Rules are capped at 50 per assignment and 200 per course to prevent proliferation, and each rule accumulates confidence through repeated application.

AI Rubric Builder

Setting up an assignment is guided by a step-by-step wizard. Instructors specify the assignment type, upload reference solutions, and answer a few clarifying questions generated by the AI. The system then produces a full rubric draft with per-category scoring criteria at the FULL, PARTIAL, and NONE levels — ready to use or refine.

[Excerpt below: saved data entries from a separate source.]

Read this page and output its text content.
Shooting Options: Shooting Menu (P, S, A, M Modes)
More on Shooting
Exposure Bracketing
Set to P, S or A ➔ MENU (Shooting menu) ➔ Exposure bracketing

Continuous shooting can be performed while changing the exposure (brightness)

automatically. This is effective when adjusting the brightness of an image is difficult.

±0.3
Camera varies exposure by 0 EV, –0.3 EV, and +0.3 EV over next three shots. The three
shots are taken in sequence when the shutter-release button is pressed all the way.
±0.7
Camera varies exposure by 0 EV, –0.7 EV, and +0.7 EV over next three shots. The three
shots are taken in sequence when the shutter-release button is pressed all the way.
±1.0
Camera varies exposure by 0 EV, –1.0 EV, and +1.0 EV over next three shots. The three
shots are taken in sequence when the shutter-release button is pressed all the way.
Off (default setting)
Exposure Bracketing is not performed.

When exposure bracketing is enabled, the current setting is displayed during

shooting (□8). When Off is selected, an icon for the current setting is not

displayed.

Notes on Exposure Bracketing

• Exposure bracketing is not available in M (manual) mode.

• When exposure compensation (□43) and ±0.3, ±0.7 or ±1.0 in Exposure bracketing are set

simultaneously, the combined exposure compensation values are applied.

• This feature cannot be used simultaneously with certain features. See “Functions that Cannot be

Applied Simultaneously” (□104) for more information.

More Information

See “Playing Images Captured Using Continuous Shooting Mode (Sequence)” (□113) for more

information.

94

The AI Rubric Builder: upload a reference solution, answer clarifying questions, and get a complete rubric draft with per-category scoring criteria.

Chat with the Grader

Sometimes you want to ask a follow-up question about a specific submission without re-running the entire analysis. AutoGrader includes a conversational AI console where TAs can ask natural-language questions about any submission — “did the student hardcode the values anywhere?”, “is the loss function implemented correctly?” — and get responses grounded in the actual submission content.

The conversational AI console: ask follow-up questions about any submission and get evidence-grounded responses.

Results and Impact

AutoGrader was deployed for active use in courses at Carnegie Mellon University across the ECE and CS departments.

Grading statistics dashboard showing progress, score distributions, per-rubric-item averages, and override rates across a class section.

Key metrics from deployment:

87% reduction in time spent grading per assignment
94% agreement rate with expert human graders
100% of scores backed by cited evidence from student submissions
6+ submission formats supported (PDF, Jupyter, Python, Canvas, HTML, Markdown)

Tech Stack

Python/Flask backend with real-time WebSocket connections for live pipeline progress. OpenAI GPT models for grading and Mistral AI for OCR. PostgreSQL (Neon.tech) for the database, Firebase for cloud file storage, and Bcrypt + Fernet encryption for security. Deployed on Fly.io via Docker.

The assignment management dashboard — a multi-tenant platform supporting multiple courses and instructors.